Toutefois la présence des installations commerciales et de dépôts sauvages le long de la rue Bruyère et aux abords du canal obstruent l’accès des engins. Une situation qui compromet le démarrage effectif des travaux . Dans un premier temps, ANASAP avait adressé aux occupants un avis de déguerpissement sous 48 heures, suscitant inquiétude et tensions parmi les commerçants de la zone. Face aux préoccupations des occupants, le maire du Golfe 4, Jean Pierre Fabre, est intervenu auprès des responsables de l’ANASAP. À l’issue des échanges, la municipalité a obtenu une prorogation exceptionnelle de deux semaines , matérialisée par une nouvelle mise en demeure fixant au mercredi 24 juin à 18 heures le délai impératif pour libérer les emprises. Le jeudi 18 juin, le maire a une nouvelle fois, reçu une délégation des commerçants, venus solliciter un énième report. Après les avoir écoutés, il leur a signifié qu’aucune prolongation supplémentaire n’était désormais possible, les impératifs liés au calendrier des travaux et à la sécurité publique ne laissant plus de manœuvre.
Jean-Pierre Fabre a reconnu les désagréments causés aux commerçants, mais insiste sur l’intérêt collectif : « La commune est sincèrement désolée pour les inconvénients et les perturbations que cette situation cause aux activités économiques des commerçants de la zone . Cependant, ce projet est initié dans l’intérêt supérieur de toute la population », a souligné le maire d’Amoutivé et de rappeler que le projet porté par l’ANASAP répond à un impératif collectif. « il faut que chacun comprenne que ce projet initié par l’ANASAP est réalisé dans l’intérêt supérieur de toute la population» a insisté Jean Pierre Fabre.

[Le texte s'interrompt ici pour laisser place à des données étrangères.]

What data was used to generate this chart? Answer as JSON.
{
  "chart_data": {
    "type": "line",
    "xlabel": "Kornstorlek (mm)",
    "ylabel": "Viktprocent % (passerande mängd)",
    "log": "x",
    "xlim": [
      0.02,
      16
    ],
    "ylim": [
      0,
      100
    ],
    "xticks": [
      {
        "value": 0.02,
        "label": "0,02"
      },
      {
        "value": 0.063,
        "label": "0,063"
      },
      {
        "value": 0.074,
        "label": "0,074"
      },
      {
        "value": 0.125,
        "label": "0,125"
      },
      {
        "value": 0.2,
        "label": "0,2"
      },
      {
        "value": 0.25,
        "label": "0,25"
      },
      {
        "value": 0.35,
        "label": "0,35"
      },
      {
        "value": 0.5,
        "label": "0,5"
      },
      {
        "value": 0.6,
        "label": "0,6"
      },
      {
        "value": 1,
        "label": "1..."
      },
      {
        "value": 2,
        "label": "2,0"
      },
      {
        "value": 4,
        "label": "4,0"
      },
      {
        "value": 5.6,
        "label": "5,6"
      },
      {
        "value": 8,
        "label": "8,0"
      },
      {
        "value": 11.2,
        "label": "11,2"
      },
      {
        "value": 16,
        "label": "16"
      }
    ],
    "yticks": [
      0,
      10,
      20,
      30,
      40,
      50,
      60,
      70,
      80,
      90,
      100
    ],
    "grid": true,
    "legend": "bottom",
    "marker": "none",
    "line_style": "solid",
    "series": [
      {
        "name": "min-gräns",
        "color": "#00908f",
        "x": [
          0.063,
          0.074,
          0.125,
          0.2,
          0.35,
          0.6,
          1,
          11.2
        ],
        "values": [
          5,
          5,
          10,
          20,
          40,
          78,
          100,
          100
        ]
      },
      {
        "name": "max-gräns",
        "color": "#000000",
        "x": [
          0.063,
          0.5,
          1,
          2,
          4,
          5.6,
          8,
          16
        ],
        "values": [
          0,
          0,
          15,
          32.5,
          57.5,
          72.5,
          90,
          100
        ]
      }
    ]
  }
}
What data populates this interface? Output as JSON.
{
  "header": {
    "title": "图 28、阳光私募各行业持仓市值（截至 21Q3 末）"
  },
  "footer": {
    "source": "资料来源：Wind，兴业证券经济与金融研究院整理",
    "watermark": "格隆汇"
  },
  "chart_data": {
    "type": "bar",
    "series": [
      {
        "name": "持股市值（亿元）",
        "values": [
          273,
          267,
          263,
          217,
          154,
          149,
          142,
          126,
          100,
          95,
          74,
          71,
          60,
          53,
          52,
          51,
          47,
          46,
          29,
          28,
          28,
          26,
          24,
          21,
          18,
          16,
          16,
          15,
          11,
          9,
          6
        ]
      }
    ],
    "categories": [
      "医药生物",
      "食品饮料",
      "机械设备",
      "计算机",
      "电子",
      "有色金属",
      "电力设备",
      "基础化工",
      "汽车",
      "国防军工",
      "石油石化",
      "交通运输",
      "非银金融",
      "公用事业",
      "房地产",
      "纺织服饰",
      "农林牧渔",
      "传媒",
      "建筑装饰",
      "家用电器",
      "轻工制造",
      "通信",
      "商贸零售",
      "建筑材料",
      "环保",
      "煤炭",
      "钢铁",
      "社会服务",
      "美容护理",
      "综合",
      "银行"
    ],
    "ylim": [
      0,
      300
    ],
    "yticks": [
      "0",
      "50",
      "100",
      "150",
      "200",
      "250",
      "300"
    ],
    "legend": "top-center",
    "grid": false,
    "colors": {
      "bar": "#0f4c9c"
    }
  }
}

À l’expiration du délai, les autorités préviennent qu’à défaut d’une libération volontaire des lieux avant l’échéance du 24 juin , les services municipaux procéderont à l’évacuation forcée des lieux conformément à la réglementation.
En maintenant son ultimatum, Jean-Pierre Fabre affirme son autorité et sa volonté de faire respecter les règles d’urbanisme. Cette décision pourrait servir de précédent pour d’autres opérations similaires dans la capitale, où les infrastructures publiques sont souvent paralysées par des occupations illégales. Au-delà de la question des inondations, l’opération de curage s’inscrit dans une politique plus large de salubrité et de prévention sanitaire. Les dépôts sauvages favorisent la prolifération de déchets et de maladies hydriques, aggravant les conditions de vie des riverains.